Sunday, August 19, 2007

Good Enough Mother gets attacked: Monster Spray

A number of years ago I attended a clinical hypnosis workshop on the west coast. The faculty was among the best in the field and our classes were kept small. Over dinner one evening, several us attendees began to share some of our tricks of trade for treating kids. I said that I found Monster Spray most useful. It was my secret weapon which was discovered by accident one day when I was working with a small boy who had horrible nightmares.

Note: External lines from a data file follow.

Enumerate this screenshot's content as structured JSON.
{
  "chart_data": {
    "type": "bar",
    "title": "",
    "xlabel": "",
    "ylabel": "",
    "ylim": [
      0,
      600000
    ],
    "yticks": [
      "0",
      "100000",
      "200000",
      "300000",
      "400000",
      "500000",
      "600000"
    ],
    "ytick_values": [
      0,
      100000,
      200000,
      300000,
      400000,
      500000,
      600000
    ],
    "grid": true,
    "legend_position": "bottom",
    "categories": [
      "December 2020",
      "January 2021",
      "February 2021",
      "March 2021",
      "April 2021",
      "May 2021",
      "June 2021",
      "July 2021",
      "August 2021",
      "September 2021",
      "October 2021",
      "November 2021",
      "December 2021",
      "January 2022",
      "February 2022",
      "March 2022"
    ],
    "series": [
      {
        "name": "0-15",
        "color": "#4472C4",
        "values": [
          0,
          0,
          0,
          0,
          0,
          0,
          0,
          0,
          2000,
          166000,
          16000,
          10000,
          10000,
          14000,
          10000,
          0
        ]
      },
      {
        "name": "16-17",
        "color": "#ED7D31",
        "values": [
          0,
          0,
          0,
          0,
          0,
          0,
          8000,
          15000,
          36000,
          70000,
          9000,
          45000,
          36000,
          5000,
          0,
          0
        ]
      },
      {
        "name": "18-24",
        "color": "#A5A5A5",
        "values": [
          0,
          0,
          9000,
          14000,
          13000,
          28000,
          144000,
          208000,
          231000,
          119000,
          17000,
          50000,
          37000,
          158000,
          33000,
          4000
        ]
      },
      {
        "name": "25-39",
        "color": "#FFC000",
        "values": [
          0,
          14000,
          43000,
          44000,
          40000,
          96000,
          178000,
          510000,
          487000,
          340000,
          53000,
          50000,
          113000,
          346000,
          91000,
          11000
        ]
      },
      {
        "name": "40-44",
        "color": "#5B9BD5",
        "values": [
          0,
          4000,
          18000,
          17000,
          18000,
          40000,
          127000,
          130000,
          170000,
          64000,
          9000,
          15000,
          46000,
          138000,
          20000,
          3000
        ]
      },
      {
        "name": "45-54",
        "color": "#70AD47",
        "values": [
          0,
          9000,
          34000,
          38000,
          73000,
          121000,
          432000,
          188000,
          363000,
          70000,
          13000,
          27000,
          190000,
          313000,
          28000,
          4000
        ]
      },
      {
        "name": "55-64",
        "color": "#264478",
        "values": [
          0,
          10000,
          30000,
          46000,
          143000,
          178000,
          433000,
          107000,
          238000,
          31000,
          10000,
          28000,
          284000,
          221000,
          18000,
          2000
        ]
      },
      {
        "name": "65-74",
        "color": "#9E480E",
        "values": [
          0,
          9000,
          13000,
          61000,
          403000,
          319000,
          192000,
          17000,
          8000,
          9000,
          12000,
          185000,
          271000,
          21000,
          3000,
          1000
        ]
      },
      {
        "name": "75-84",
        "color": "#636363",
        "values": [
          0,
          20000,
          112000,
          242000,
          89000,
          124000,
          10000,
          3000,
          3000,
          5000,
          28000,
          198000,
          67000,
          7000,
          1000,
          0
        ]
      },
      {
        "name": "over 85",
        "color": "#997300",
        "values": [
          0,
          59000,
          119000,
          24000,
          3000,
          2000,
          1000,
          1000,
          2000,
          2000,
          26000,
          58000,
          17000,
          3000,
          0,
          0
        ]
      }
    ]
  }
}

I asked the boy to draw a picture of his scary dream on the chalkboard. He drew a big monster with great big teeth. I said we need to get rid of him. I meant, get rid of that bad monster completely. I grabbed a bottle of diluted window spray and handed it to the kid to spray at his monster drawing. I then handed him a towel to wipe away his monster. He really got into spraying and wiping away his monster. I found out that this ended his monster nightmares forever. I tweaked the formula a bit, and soon Monster Spray became a staple of my arsenal against bad dreams of all sorts: witches, giants, angry T-rex, giant spiders, wolves, and spookies. A variant was a take-home little spray bottle which was filled ceremoniously in front of the kid from my great big bottle of Monster spray. The kid would buy a bottle from me using one of the pennies or nickles which Mom and Dad had" just happened" to have given him earlier in the day for being a good kid. The kid could then kill off any monsters that lurked under the bed or inside closets at home.

The next morning our workshop instructor Dr. Trance was discussing common difficulties we might encounter with kids and how we could use the child's fantasy world to construct a therapeutic metaphor. He mentioned in passing his son's recurring nightmares, at which my colleagues snapped their heads in my direction crying out "Monster Spray!". Dr. Trance asked what monster spray was and I explained. He got very incensed and was highly critical because he felt the child should select the metaphor with which to eliminate the monster. That's fine, methinks, but monster spray works like a charm. I then pointed out that the dreams were already a product of the child's unconscious mind. He nearly sprang from his chair yelling at me "There IS no unconscious mind!!! There are only unconscious processes!" Inside I'm thinking "Hey bud, haven't you read any Erickson?" but this was not a moment for logic. The rest of the morning he continued to glare at me and he seemed to hate my guts. Needless to say, the lunch break was most welcome.

But after lunch, Dr. Trance was suddenly very kind to me and went out of his way to be helpful to me. I took it for an apology.TA thinks he was mad because I'd figured out a simple way to get rid of a child's bad dreams and he hadn't. I'm wondering if a bottle of Monster Spray appeared soon after at the Trance household to help young master Trance. I don't treat many kids these days, but my bottle of Monster Spray is displaced prominently in my office. You'd be surprised at the number of adults who ask me about it. When the story is told, they shake their heads saying " I sure wish I had some of that stuff when I was a kid".

1 comment:

Anonymous said...

My previous job taught me that if someone turns what should be a discussion of what works and what doesn't work into a semantics/vocabulary/philosophy discussion, they're just trying to distract you from their own inadequacies. While I'm sorry you had that experience, which was embarassing and annoying, I'm delighted your colleagues were so taken with your idea, and I'm glad you got an apology of sorts. What a git.